Only patients receiving intraoperative red cells or requiring secondary operations for complications required immediate blood transfusion. If clinically indicated, red blood cells could have been made available after a G and S test at considerably lower cost. Further monies could be saved if the planned exploratory operations requiring cross-matched blood were only requested once the proposed surgery was confirmed by intraoperative findings.
Our results demonstrate that over-ordering of routine preoperative practices is almost uniform throughout all elective general surgical procedures. G and S tests were requested for simple procedures such as hernia repair, lateral sphincterotomy and uncomplicated examinations under anaesthesia. Not only is this unnecessary, but it also adds to the burden of the blood transfusion service. There is clearly a need for flexibility in these policies and there are cases where anticipated blood losses are greater due to patient and operative factors. Patient safety should never be adversely affected by policies and regular audits are needed to ensure that changes in outcomes are frequently monitored to maintain standards.
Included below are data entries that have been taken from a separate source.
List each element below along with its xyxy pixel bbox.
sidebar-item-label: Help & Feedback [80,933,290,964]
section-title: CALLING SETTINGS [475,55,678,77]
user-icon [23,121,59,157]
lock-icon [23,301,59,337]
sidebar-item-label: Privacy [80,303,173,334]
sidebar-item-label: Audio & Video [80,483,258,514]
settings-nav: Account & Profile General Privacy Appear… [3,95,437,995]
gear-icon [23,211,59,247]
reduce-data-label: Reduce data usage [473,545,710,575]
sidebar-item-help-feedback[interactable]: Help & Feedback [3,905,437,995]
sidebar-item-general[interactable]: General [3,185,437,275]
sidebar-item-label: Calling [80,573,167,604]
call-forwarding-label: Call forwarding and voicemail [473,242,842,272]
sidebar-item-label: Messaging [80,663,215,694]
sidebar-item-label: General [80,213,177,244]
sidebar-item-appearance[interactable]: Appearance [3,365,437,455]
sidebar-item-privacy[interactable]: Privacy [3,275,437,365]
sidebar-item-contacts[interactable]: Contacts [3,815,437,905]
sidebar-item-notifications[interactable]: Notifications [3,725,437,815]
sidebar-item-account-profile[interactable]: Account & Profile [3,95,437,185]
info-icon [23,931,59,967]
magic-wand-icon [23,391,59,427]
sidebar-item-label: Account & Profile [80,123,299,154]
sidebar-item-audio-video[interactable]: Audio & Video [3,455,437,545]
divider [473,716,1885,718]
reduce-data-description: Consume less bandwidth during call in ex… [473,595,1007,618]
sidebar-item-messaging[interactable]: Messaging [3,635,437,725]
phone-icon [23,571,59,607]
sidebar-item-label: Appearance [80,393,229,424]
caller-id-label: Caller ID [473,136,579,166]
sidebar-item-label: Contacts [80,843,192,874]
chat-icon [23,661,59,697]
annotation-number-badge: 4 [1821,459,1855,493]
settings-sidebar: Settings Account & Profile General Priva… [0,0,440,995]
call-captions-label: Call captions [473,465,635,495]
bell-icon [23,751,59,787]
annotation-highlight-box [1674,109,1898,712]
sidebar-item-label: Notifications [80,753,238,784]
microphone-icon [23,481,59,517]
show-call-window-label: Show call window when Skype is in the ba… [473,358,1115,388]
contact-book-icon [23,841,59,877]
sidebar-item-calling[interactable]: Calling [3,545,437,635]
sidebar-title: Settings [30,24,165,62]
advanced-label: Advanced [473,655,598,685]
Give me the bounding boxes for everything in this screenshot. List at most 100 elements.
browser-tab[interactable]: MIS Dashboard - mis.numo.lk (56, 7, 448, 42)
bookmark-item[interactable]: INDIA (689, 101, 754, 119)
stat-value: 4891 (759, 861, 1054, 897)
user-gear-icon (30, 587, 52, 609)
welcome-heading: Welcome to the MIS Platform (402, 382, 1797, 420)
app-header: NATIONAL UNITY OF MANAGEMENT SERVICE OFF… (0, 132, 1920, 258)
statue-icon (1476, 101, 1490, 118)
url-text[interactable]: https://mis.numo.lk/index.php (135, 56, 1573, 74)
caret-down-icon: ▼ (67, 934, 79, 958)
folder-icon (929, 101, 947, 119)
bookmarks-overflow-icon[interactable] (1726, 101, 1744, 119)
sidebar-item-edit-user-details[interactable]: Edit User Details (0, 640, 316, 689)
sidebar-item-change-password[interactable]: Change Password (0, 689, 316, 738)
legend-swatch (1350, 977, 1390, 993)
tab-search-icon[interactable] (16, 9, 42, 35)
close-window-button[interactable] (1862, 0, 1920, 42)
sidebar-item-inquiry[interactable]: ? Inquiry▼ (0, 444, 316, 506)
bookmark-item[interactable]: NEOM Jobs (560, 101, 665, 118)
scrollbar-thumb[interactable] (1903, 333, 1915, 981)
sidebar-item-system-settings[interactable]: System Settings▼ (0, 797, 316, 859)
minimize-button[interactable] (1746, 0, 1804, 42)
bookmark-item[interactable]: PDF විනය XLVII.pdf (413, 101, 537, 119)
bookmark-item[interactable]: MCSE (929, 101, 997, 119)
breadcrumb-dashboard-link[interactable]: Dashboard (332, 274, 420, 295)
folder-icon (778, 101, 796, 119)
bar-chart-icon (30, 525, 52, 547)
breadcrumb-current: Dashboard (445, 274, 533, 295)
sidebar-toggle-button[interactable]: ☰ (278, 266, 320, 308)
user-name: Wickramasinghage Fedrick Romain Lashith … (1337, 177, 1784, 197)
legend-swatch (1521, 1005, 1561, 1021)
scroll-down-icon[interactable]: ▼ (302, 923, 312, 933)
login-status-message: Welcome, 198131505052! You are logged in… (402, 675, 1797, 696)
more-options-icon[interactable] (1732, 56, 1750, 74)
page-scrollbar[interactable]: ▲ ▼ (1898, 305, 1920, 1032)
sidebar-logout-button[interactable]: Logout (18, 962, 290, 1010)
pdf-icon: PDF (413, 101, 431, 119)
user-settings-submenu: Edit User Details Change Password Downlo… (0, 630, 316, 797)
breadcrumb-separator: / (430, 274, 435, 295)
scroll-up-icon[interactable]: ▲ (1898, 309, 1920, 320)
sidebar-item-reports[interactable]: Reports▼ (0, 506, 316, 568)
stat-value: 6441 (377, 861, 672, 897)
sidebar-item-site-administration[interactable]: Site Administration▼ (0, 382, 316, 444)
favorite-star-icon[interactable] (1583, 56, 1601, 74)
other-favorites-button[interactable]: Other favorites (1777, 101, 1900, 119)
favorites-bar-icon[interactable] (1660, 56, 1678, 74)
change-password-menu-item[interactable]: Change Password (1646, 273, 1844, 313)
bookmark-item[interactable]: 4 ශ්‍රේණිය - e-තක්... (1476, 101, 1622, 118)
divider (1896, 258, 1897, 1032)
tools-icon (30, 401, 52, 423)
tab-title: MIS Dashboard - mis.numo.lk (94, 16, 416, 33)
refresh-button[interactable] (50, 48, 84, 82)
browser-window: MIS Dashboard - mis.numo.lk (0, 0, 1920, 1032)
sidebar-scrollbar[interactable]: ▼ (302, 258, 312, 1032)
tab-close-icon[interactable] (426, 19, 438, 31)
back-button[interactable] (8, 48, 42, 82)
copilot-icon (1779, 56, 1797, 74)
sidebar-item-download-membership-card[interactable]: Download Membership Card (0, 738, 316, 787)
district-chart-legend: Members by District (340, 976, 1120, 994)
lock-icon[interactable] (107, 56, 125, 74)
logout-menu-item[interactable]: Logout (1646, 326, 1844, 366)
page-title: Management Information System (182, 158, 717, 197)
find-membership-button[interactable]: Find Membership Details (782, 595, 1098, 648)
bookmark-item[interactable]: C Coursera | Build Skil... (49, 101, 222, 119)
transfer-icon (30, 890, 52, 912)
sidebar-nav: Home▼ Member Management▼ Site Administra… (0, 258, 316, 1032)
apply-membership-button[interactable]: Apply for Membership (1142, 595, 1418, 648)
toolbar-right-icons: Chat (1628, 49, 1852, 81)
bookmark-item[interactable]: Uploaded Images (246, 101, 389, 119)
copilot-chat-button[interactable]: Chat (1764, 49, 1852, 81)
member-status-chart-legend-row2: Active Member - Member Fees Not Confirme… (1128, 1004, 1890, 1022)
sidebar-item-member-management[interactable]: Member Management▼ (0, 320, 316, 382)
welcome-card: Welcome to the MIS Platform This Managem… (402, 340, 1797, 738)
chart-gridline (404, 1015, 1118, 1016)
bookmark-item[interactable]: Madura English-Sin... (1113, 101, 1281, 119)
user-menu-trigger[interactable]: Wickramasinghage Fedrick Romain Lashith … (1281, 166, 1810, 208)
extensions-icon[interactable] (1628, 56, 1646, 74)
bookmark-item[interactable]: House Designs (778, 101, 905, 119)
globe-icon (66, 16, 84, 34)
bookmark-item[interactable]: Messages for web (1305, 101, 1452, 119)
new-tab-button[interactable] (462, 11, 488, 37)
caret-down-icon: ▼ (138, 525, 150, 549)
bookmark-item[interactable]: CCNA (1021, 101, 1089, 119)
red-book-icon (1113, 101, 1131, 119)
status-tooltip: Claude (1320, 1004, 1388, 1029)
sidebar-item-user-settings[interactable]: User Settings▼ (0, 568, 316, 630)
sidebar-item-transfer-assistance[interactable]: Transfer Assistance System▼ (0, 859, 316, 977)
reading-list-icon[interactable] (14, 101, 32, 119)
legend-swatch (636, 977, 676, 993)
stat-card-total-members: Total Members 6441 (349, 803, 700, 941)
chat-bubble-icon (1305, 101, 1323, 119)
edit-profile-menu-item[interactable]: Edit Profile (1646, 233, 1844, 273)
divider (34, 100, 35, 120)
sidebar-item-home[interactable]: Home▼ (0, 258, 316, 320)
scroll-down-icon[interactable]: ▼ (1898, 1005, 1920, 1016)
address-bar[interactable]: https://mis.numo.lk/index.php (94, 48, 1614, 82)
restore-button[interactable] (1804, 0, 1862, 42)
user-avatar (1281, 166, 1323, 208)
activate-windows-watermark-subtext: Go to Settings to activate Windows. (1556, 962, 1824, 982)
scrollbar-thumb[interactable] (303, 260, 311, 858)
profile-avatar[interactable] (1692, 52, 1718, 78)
All members of the medical team, including the pre-assessment nurses who are requesting the G and S tests, need educating into the reasons behind these policies.
Preoperative over-ordering of blood has been documented for nearly 40 years [1]. A number of studies subsequent to this have confirmed that over-ordering continues and that each institution should create an MSBOS based on their evidence base and the BSH guidelines [8, 9, 10, 11].
Several of the policies for major surgeries (table 2) can be modified so that they require only a G and S test. In our university hospital, with exceptions, a G and S test is valid for 6 weeks and a cross-match test for only 2 days. In addition, many of the minor surgery policies (table 3) can be modified to need no blood bank investigations preoperatively. These modifications in both major and minor surgery will bring about considerable reductions in burdening of the transfusion service.
A drawback of our study is the relatively short amount of time examined. C:T ratios were only calculated if the procedure was carried out more than 5 times in the 6-month period and therefore some ‘less performed’ operations were excluded, including those performed at peripheral hospital sites. These included operations such as division of adhesions, excision of lipoma, open exploration of the common bile duct, small bowel resection and panprocto-colectomy. The policies suggested are therefore incomplete and require further evaluation to create complete evidence-based policies for all elective general surgical procedures.
In conclusion, over-ordering of red cell products is common in many elective general surgical operations. The requesting of G and S tests is almost uniform throughout all major and minor surgeries and cannot be justified based on this audit. Implementation of the recommended MSBOS and the introduction of G and S tests for eligible minor surgical procedures is a safe, effective and financially beneficial strategy. It should, however, be borne in mind that policies are only to provide an aid in decision-making, and clinical judgement by experienced medical personnel is required in predicted difficult cases.
Disclosure Statement
The authors did not provide a conflict of interest statement.